On Mon, Oct 25, 2010 at 1:17 PM, Brian Bouterse <bmbou...@gmail.com> wrote:
> I'm not an expert in security, but here is how I would answer the question.
>  The CSRF approach that Django 1.2 implements would prevent *most* of these
> problems since the attack wouldn't be able to POST new data to the site by
> stealing the cookie alone.  IBM applies CSRF tags to each step the user
> interacts with on the entire site, in a technique known as continuations.
>  These techniques only prevent *most* attacks though, the session can still
> be hijacked just with a reduced window of opportunity.
> I say *most* because if you can snoop on the HTTP traffic, you theoretically
> could capture the in-plain-text CSRF token the server handed the user once
> they were generated one (from being on a user account to reset my password
> page).  An attacker could form a valid POST using the CSRF just captured and
> I think it would work.
> Not even validating that the IP is the same for each CSRF would solve the
> problem either considering these two users are probably going to be in a
> coffeeshop, behind a NAT.
> One possible solution would be to have some kind of hardware attestation or
> browser attestation and tie session info to that.  If anyone has any
> thoughts on how this could be done, please let me know.
> Brian
> On Mon, Oct 25, 2010 at 6:47 AM, cootetom <coote...@gmail.com> wrote:

It's actually orthogonal to CSRF. CSRF protects you from a 3rd party
web site maliciously enticing a user to initiate data changing
requests to your site. It does nothing to protect a user from having
their cookies jacked by a 3rd party user, and then stopping that user
from maliciously using the credentials inferred from those cookies.
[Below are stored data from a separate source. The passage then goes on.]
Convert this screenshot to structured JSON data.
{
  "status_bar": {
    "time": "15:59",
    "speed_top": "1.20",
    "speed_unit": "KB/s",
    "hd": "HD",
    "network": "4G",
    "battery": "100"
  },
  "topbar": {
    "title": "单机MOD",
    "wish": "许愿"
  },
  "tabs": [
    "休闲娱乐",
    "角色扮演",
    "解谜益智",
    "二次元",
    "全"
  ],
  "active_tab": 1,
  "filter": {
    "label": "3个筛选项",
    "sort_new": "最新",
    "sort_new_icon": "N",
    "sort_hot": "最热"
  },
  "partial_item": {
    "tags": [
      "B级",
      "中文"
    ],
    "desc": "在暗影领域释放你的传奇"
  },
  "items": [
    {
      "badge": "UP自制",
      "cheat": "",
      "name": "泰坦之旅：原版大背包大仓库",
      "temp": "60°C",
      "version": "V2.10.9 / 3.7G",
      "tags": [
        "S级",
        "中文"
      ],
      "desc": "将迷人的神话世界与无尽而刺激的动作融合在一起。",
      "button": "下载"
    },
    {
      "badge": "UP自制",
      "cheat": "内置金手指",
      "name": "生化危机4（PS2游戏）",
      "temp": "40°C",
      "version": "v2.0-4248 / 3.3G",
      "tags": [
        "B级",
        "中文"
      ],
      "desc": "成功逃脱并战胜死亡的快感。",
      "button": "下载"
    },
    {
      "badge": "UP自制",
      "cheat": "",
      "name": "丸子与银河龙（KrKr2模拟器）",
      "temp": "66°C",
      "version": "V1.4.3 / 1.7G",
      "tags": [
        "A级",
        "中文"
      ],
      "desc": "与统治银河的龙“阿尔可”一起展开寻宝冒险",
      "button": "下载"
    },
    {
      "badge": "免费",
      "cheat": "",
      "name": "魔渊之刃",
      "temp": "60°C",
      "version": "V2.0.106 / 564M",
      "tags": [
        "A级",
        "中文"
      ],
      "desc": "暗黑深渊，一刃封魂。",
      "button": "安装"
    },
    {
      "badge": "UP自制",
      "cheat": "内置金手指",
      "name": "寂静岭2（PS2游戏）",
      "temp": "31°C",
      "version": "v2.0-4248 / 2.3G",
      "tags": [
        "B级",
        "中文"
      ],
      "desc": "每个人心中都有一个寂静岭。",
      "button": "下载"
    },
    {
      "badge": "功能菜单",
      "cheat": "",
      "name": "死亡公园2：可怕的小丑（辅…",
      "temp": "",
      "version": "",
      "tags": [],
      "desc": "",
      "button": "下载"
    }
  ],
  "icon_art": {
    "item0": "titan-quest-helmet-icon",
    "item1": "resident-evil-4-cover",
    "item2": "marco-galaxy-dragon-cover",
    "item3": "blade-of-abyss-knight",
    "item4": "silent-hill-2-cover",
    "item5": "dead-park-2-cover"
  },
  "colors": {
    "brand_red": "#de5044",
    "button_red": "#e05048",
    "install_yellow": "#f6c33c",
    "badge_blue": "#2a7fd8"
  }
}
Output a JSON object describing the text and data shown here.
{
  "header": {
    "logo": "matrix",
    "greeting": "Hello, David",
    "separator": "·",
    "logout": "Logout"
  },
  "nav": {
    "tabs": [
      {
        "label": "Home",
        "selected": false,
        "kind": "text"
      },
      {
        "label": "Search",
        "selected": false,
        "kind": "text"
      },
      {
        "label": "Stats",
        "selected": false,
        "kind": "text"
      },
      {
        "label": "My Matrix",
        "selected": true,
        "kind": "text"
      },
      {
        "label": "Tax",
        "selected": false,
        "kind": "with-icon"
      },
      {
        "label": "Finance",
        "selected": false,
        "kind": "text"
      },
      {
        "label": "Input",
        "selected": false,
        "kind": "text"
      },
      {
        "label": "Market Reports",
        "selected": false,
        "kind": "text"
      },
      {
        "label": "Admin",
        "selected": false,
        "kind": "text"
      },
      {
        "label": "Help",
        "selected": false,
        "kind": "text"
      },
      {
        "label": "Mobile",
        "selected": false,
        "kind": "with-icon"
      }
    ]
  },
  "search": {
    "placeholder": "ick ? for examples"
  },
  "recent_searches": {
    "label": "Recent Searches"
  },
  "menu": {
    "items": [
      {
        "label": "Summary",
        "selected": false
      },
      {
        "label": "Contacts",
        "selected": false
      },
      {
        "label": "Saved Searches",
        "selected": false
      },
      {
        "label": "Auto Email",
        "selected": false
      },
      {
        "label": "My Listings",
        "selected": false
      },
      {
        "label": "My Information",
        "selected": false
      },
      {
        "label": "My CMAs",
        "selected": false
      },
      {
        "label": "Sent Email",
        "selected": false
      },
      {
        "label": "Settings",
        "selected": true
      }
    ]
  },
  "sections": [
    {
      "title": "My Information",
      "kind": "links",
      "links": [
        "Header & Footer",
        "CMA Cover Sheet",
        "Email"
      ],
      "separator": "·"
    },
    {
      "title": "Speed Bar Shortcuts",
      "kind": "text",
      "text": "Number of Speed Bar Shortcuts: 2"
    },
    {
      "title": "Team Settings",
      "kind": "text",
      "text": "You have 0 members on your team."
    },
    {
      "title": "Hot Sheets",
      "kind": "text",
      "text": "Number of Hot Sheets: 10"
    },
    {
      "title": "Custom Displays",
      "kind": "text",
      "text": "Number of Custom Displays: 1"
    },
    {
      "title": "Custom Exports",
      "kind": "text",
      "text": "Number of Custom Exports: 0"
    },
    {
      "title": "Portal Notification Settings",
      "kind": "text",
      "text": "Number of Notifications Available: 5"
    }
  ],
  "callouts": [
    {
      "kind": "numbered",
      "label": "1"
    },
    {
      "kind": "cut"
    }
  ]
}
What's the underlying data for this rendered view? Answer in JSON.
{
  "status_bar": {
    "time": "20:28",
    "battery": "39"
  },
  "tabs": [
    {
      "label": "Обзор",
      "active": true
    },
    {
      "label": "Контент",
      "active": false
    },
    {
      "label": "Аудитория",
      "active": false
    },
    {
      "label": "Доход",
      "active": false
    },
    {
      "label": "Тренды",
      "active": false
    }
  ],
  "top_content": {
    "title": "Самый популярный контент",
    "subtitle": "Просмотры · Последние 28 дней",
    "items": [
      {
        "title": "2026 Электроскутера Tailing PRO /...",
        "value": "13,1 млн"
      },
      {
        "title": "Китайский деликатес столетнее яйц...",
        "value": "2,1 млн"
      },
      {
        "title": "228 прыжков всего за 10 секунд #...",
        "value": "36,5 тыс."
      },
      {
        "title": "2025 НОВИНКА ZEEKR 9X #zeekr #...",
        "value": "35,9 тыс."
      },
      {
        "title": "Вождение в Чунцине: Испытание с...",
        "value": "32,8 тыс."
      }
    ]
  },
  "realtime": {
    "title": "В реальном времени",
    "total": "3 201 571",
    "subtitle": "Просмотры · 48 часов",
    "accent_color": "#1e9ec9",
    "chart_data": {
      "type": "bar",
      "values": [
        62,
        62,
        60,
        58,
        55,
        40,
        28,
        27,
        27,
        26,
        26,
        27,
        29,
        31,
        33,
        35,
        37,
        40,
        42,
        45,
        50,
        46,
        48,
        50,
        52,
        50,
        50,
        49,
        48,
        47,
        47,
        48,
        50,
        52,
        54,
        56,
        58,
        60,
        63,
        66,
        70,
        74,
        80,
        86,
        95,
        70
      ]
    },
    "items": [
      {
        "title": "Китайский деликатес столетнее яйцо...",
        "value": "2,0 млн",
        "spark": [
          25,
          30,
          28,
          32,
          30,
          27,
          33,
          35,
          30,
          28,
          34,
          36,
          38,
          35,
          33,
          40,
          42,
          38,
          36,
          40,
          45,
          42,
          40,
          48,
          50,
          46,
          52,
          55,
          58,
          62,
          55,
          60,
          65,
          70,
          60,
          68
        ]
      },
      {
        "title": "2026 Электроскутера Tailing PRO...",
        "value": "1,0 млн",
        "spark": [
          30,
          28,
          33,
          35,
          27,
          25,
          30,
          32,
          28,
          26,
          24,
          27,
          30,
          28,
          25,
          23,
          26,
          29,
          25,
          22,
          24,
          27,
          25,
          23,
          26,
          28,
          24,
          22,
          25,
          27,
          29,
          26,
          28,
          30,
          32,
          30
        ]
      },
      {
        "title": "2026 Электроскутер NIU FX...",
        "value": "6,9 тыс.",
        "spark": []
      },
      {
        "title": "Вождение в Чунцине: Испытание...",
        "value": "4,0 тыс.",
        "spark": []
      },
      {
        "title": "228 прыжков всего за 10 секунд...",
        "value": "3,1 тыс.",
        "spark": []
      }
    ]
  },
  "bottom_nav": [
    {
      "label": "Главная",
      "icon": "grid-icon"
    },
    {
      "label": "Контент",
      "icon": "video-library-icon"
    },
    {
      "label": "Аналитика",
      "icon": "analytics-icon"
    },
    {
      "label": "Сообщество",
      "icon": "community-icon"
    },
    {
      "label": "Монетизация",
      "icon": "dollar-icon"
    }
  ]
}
That this is even news is surprising - it's hardly a new attack
vector. The only new thing about it is it being hooked up to a web
browser and showing live feeds of what is happening, which has
probably opened the eyes of people who didn't think about it before.
It's like saying 'Oh wow, you can see in plain text peoples emails on
unsecured wifi networks' - well, durr, its a plain text protocol, and
the whole 'unsecured nework' bit should probably give it away...

If you don't want this to happen, then force the use of SSL throughout
your site, and don't hand out session cookies over HTTP.